One of Australia's most challenging writers and speakers on social change and its impact on the workplace, family, schools and community life and the way government will have to operate in the global information age.
Don Edger’s latest book - The Patchwork Nation: Re-thinking government, Re-building community (Harper Collins, 2001) - has caused a major rethink about government services in partnership with corporate and community groups.
Dr. Edgar comes with a wealth of both academic and practical experience in the implementation of change programs and is a much sought-after public speaker. Don is a writer and consultant to business and government. He is the author of 15 books, ranging from Social Change in Australia (1983), to Men, Mateship, Marriage (1997), and many academic papers and reports. Two new books are in preparation - Get a (Working) Life! - on the problematic work-family balance, and 'Art for the Country', a study of the community growth and significance of the Regional Art Galleries of Australia.
Don has held Professorships at the University of Chicago, Monash and La Trobe Universities. He was Professorial Fellow at Monash University's Key Centre in Industrial Relations, and is currently an Adjunct Professor with the Centre for Workplace Culture Change, Royal Melbourne Institute of Technology. Don was the Foundation Director (for 14 years) of the Australian Institute of Family Studies.
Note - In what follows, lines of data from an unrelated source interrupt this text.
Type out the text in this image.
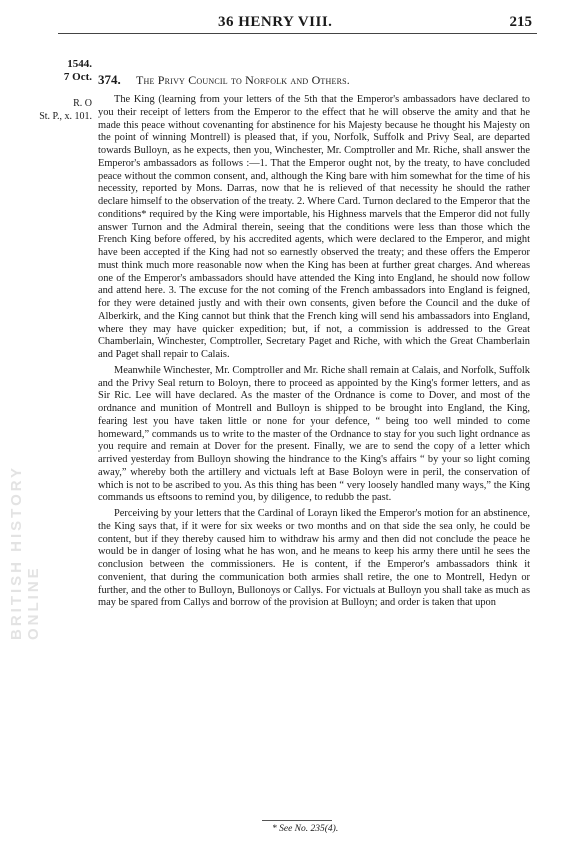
36 HENRY VIII.	215
1544.
7 Oct.
R. O
St. P., x. 101.
374. The Privy Council to Norfolk and Others.

The King (learning from your letters of the 5th that the Emperor's ambassadors have declared to you their receipt of letters from the Emperor to the effect that he will observe the amity and that he made this peace without covenanting for abstinence for his Majesty because he thought his Majesty on the point of winning Montrell) is pleased that, if you, Norfolk, Suffolk and Privy Seal, are departed towards Bulloyn, as he expects, then you, Winchester, Mr. Comptroller and Mr. Riche, shall answer the Emperor's ambassadors as follows :—1. That the Emperor ought not, by the treaty, to have concluded peace without the common consent, and, although the King bare with him somewhat for the time of his necessity, reported by Mons. Darras, now that he is relieved of that necessity he should the rather declare himself to the observation of the treaty. 2. Where Card. Turnon declared to the Emperor that the conditions* required by the King were importable, his Highness marvels that the Emperor did not fully answer Turnon and the Admiral therein, seeing that the conditions were less than those which the French King before offered, by his accredited agents, which were declared to the Emperor, and might have been accepted if the King had not so earnestly observed the treaty; and these offers the Emperor must think much more reasonable now when the King has been at further great charges. And whereas one of the Emperor's ambassadors should have attended the King into England, he should now follow and attend here. 3. The excuse for the not coming of the French ambassadors into England is feigned, for they were detained justly and with their own consents, given before the Council and the duke of Alberkirk, and the King cannot but think that the French king will send his ambassadors into England, where they may have quicker expedition; but, if not, a commission is addressed to the Great Chamberlain, Winchester, Comptroller, Secretary Paget and Riche, with which the Great Chamberlain and Paget shall repair to Calais.

Meanwhile Winchester, Mr. Comptroller and Mr. Riche shall remain at Calais, and Norfolk, Suffolk and the Privy Seal return to Boloyn, there to proceed as appointed by the King's former letters, and as Sir Ric. Lee will have declared. As the master of the Ordnance is come to Dover, and most of the ordnance and munition of Montrell and Bulloyn is shipped to be brought into England, the King, fearing lest you have taken little or none for your defence, “ being too well minded to come homeward,” commands us to write to the master of the Ordnance to stay for you such light ordnance as you require and remain at Dover for the present. Finally, we are to send the copy of a letter which arrived yesterday from Bulloyn showing the hindrance to the King's affairs “ by your so light coming away,” whereby both the artillery and victuals left at Base Boloyn were in peril, the conservation of which is not to be ascribed to you. As this thing has been “ very loosely handled many ways,” the King commands us eftsoons to remind you, by diligence, to redubb the past.

Perceiving by your letters that the Cardinal of Lorayn liked the Emperor's motion for an abstinence, the King says that, if it were for six weeks or two months and on that side the sea only, he could be content, but if they thereby caused him to withdraw his army and then did not conclude the peace he would be in danger of losing what he has won, and he means to keep his army there until he sees the conclusion between the commissioners. He is content, if the Emperor's ambassadors think it convenient, that during the communication both armies shall retire, the one to Montrell, Hedyn or further, and the other to Bulloyn, Bullonoys or Callys. For victuals at Bulloyn you shall take as much as may be spared from Callys and borrow of the provision at Bulloyn; and order is taken that upon

* See No. 235(4).
BRITISH HISTORY ONLINE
Don works advising companies on work-life programs, better linkages with community services and the schools, and studying job skills gaps in rural regions. He has now dropped his academic affiliations and works as a consultant to business and governments Australia-wide.
Don writes regularly for The Australian, and The Age. He consults privately and is a busy public lecturer. Some of his latest consultancies include 'The New Links Workplace', getting companies to forge closer links with community services; a Discussion Paper for Deakin Human Services on 'An Ideal Model of Family Services Delivery'; and a Discussion Paper for Queensland Education Ministry on 'Social Trends and their Impact on Schools in the New Millennium'.
Dr. Edgar completed school in Warrnambool, did his first degrees at the University of Melbourne (BA, Dip Ed, B Ed, M Ed); taught in secondary schools (starting at Geelong High School) before becoming a lecturer in teacher education at the University of Melbourne; then he studied for his PhD at Stanford University in California before being appointed Professor & Research Associate at the University of Chicago.
On his return to Australia, he held senior positions in Sociology at Monash and La Trobe Universities before being appointed by the federal government to establish the AIFS.
He was a member of the Victorian Status of Women Committee, which drafted the first Equal Opportunity Legislation, chaired the Schools Commission's 'Country Education Project', was a member of the Australian National Commission for UNESCO, Secretary of the International Sociological Association's Family Research Committee, and of the General Council of the International Union of Family Organisations. He is currently a member of UNESCO's Social Science Advisory Committee; a member of the Victorian Premier's Reference Group on Community Building; and a member of Lend Lease's Advisory Group on the Victoria Harbour Development at Melbourne's Docklands
Don Edgar is married to Dr. Patricia Edgar, Director of the Australian Children's Television Foundation (and biographer of Janet Holmes a Court); is the father of two daughters, and has three grandsons and one granddaughter.